Es decir, en explicación para andar por casa y cuya torpe redacción es de mi exclusiva responsabilidad, aunque en algún momento se llegara a desvelar el truco de magia cósmica con el que se puso en evolución, por generación espontánea o capricho de un Hacedor metafísico, un punto gordo de sutil energía atiborrado de nanopartículas hacia una compleja diversidad de puntos de materia de los que la mayoría no están destinados a ser contemplados por nosotros, tendríamos pendiente de solución otro asunto, de mucho mayor interés para nosotros.
Tenemos, sí, montones de ecuaciones y fórmulas irrefutables que nos dicen ya mucho del comportamiento de la materia cuando fuerzas externas actúan sobre ella o cuando la obtenemos para observarla, en su propia quietud, bajo una lupa y medirla con una regla.
Estamos a punto, nos dicen, de encontrar el Primer Postulado a partir del cual lo sustancial de lo físico se desplegará como un manto de coherencia interna. Pero no tenemos casi nada avanzado en el estudio de la lógica que rige nuestro propio comportamiento, y no digamos, del colectivo humano, empeñado en un continuo proceso, y cada vez con mayor aceleración, de generación de ideas e interferencias sobre la energía y la materia, y de las que resultan especialmente perturbadoras sus dos categorías extremas: las geniales y las estúpidas.
La guerra de Siria pertenece, sin duda, a la esfera de las intervenciones destructivas de la especie humana sobre la materia. No es tan grave para ésta, porque la materia se puede reconstruir con ecuaciones y fórmulas que conocemos, en procesos que, como colectivo, dominamos. Así que se podrán poner en pie edificios parecidos, reparar carreteras y monumentos demolidos, fabricar armas incluso más eficaces, gases tipo sarin mucho más letales. No habrá problemas por ese lado.
Lo que no podremos jamás reconstruir será la vida de los miles de muertos en esa batalla por el poder sobre una parte ínfima de la materia, eliminar el dolor y el sacrificio de los miles de heridos, mutilados, refugiados, huídos, enloquecidos, desorientados… No lo podremos hacer aunque seamos millones los personajes que contemplamos, impávidos -no impotentes, impávidos- la desgracia de una parte de quienes llamamos, sin embargo, semejantes.

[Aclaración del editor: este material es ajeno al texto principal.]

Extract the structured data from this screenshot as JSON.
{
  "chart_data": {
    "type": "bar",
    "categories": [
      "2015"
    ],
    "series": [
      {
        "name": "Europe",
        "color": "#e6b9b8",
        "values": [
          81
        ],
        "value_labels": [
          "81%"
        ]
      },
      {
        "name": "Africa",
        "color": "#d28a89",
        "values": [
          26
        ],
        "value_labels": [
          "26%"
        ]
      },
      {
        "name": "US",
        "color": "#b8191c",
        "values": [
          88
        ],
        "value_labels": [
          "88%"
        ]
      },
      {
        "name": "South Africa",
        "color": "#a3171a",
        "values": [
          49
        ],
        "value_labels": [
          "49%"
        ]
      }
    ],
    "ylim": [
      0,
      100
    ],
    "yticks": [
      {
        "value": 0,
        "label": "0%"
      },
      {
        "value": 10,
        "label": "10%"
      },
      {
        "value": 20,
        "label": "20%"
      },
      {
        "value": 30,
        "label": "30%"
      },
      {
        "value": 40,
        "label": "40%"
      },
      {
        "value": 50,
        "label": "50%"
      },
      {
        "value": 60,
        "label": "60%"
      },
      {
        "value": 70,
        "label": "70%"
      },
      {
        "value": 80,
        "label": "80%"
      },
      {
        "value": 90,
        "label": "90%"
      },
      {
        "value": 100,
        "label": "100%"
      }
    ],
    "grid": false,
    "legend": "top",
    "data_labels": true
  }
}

Como lo son los de Irak, Afganistán, el Sahel,…
Una joven siria, perdida en algún lugar de Grecia, a la que había llegado atravesando Turquía desde su país en llamas, y que se encuentra, sin documentación, sin medios, sin familia, a punto de ser remitida a Túrquía, devuelta porque, ya se sabe, -lo oí de uno de sus jefes de Policía- Grecia tiene una grave crisis y no puede, además, conceder permiso de entrada a la Unión Europea a quien no reúna las condiciones legales, preguntaba: «¿Qué haceís por nosotros, más que tomar fotos? ¡Solo fotos!¡Fotos!».
La mente del emperador está embotada. Y con la mente en ese estado, las máquinas imaginadas por Turing cobran más sentido; somos reproducibles en gran medida, asquerosamente repetitivos en demasiados de nuestos comportamientos.